Talk, really talk, to your doctor. “You've got to help your doctor,” stresses Sugar. “Even admitted insomniacs rarely discuss sleep with their doctors, because they don't feel it's that critical.” But it is critical, so describe your symptoms in detail. “If you just tell your doctor you're tired, alarms may not go off,” adds Sugar. “But if you say you find yourself falling asleep while driving, that will set off some bells.”
“Emphasize you're there for a problem with sleep,” advises Park. “And don't accept a reflex prescription for medication.” Instead, he says, ask whether you should seek more in-depth analysis about what is causing your sleeplessness.
Get tested. The next step may be an in-home sleep-test using a small, portable monitoring device that records airflow and other data as you sleep. If home testing comes up clear, take a closer look at your sleep hygiene and/or consider whether there are emotional issues you need to address. (For more information on sleep hygiene, see: “Could Chronic Sleeplessness Be a Heart-Health Nightmare?”)
If home testing indicates a sleep disorder, you'll probably need a formal sleep study to pin down a diagnosis. Most university hospitals have excellent sleep centers; ask your doctor for a recommendation.

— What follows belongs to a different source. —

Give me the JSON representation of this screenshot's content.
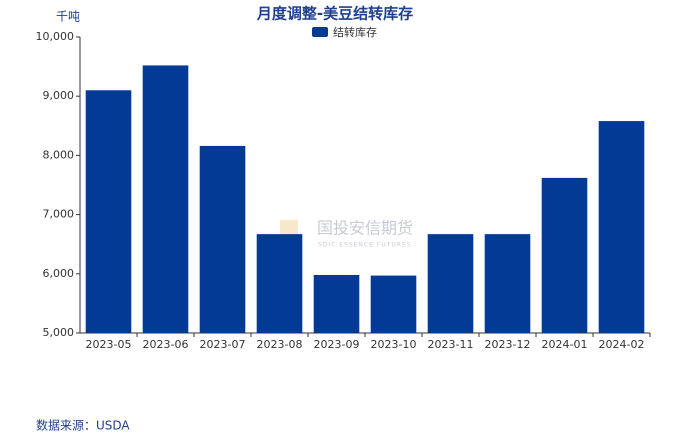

Follow through. Once you have a diagnosis, you and your doctor can determine the best treatment. People who suffer from nasal congestion and snoring may benefit from nasal strips that open up the airways in your nose.

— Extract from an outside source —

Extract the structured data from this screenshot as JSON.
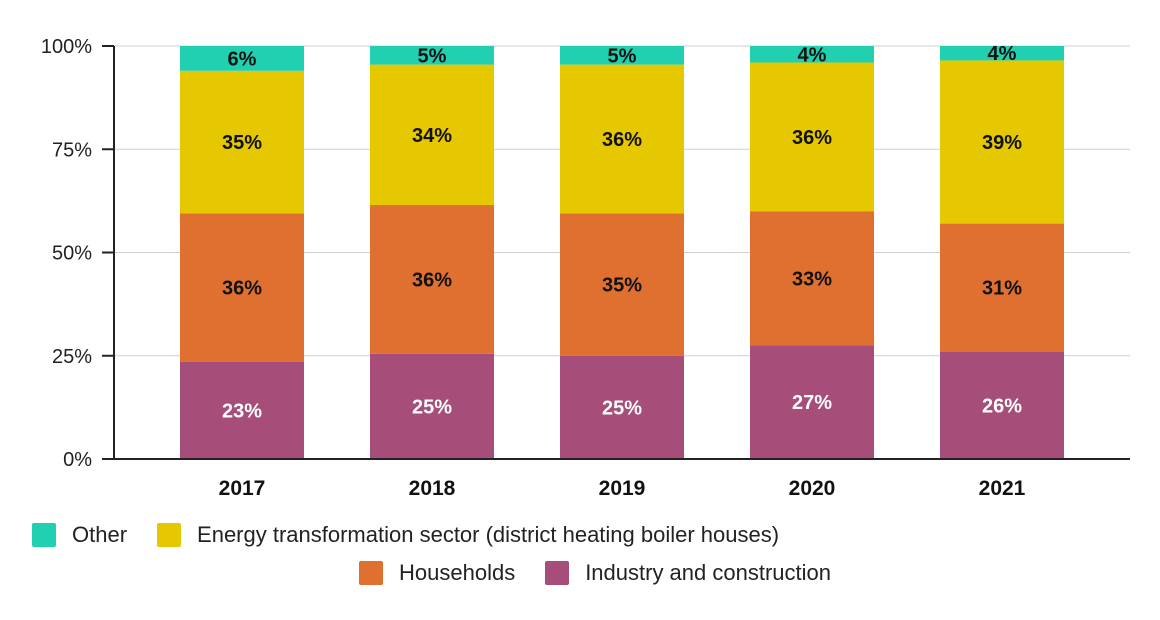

If you have obstructive sleep apnea (OSA), a condition characterized by repeated breathing pauses during sleep caused by an obstructed airway, there are a number of treatment options. These include oral devices that move your jaw and soft tissues slightly forward to keep the airway open; special pillows and/or a body positioning garments that force you to sleep on your side, which prevents excess tissue in the throat from flopping backward and obstructing the airway; and a continuous positive airway pressure (CPAP) mask, which can help you breathe more easily during sleep by keeping the airway open. Some people may benefit from laser or other types of surgery to eliminate excess tissue in the throat and facilitate better breathing.
People with insomnia unrelated to anxiety or depression usually have poor sleep habits, like drinking caffeinated beverages at night or habitually staying up to watch a late movie or finish a chapter in the can't-put-down mystery novel they're reading.
In other cases, poor sleepers may have a medical condition that causes difficulty in falling asleep (restless legs syndrome [RLS], for instance) or staying asleep (acid reflux), or may have trouble breathing because of a deviated septum, nasal congestion due to allergies or repeated sinus infection. Treatment of the underlying medical condition should resolve the insomnia.
Your sleep environment also matters. If your bedroom is too bright or warm, your pillow is too soft or not soft enough, your mattress is too lumpy, your blanket is too heavy or scratchy, or your feet are too cold, you're just not going to fall asleep. Like Goldilocks, everything has to be just right. Your bliss may be a high-tech foam pillow that cradles your head and neck just so, an adjustable bed that elevates your head or feet or lightly starched, crisp sheets perfumed with lavender-scented fabric softener. Whatever works for you is money well spent.
“There's no shame in not sleeping well,” Sugar says. “We just need to be smarter about sleep, and about how important it is.”
© 2011 American Heart Association, Inc.